The 4 Tabby Cat Patterns
Overall, there are only four Tabby cat patterns in the world that are at least genetically distinct: classic, mackerel, ticked, and spotted. There may be a fifth, but it includes tabby as part of a different basic color pattern. Known as the “patched” Tabby, this is a Tortoiseshell or Calico that features Tabby patches on its body.
All the aforementioned patterns have been detected in randomly bred populations. You can also find several more patterns in specific breeds. For instance, you can find a modified classic Tabby cat in the Sokoke breed. Also, you can find marbled and rosette patterns in the Bengal breed. These modified patterns are a result of interactions between domestic and wild Tabby genes.
These are vertical curving stripes found on the sides of a cat’s body. These very narrow stripes can break smaller bars or spots on the flanks and stomach. These cats also feature a unique “M” shaped mark on their forehead. Mackerel cats can sometimes have a peppered nose with black spots appearing along the tip of the nose. This is the most common pattern you can find in Tabby cats.
2. Classic Tabby
These Tabbies may also feature the “M” mark on their forehead; however, their body markings have swirls and twirls with wide stripes. They are often referred to as butterfly patterns. The tails and legs of these Tabby cats are often barred, with the patterns varying depending on the width of the bands.
To many people, the spotted pattern doesn’t even look or feel like a true natural pattern on a cat.
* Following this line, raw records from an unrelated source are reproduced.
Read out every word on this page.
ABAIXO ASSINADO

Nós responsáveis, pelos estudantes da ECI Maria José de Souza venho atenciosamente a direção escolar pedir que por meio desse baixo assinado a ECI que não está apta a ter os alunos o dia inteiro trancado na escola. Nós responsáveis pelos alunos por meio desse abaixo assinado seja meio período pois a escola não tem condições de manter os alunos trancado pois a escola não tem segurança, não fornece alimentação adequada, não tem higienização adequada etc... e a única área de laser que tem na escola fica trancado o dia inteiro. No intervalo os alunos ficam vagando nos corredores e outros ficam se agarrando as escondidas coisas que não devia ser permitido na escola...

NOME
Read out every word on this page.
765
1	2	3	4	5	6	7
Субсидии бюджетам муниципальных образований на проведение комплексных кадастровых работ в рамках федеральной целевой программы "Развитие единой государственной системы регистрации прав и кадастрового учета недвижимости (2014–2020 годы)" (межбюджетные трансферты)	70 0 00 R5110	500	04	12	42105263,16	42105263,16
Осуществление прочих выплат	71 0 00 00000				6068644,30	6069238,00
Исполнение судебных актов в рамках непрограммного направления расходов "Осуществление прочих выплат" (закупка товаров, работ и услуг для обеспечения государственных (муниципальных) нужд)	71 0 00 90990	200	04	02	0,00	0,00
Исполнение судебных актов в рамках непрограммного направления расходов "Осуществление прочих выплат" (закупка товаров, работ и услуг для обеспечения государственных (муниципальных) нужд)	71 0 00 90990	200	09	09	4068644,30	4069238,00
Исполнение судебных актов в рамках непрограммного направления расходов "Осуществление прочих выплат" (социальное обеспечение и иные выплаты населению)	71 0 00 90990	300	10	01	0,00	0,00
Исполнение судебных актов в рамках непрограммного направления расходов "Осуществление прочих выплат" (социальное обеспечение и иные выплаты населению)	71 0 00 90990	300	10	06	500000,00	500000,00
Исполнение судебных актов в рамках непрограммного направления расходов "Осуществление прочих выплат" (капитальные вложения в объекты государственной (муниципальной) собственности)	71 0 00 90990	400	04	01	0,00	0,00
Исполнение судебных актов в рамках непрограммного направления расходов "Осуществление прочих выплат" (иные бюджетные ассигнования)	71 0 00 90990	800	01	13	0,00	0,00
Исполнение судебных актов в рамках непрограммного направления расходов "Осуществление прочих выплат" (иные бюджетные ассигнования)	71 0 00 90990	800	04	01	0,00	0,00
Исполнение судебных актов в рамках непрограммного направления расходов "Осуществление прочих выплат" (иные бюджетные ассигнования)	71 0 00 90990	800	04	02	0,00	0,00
They consider it to be a modification from the Mackerel pattern, making the stripes appear more like spots. These spots can either be large or small and can be seen on some cat breeds like the Ocicat and Egyptian Mau.
This Tabby pattern occurs when the hairs on a cat’s body have distinct color bands that break up the pattern to create a salt-and-pepper appearance. There is a barring, or a ghost-like stripe, present on the face, lower legs, and belly of the cat; every strand of hair changes color from the root to the tip. The ticked pattern is commonly found in Abyssinian cats.
The Tabby cat was officially declared the state cat of Massachusetts in 1988. Despite popular belief, Tabby describes a specific hue or pattern on a cat instead of a particular breed. Any cat that features a pattern with swirls, stripes, spots, or blotches of color on its fur coat is referred to as a Tabby, in most contexts at least.
Now that you can clearly identify a Tabby cat and its significance, you can learn to recognize it and appreciate it as the state cat of Massachusetts.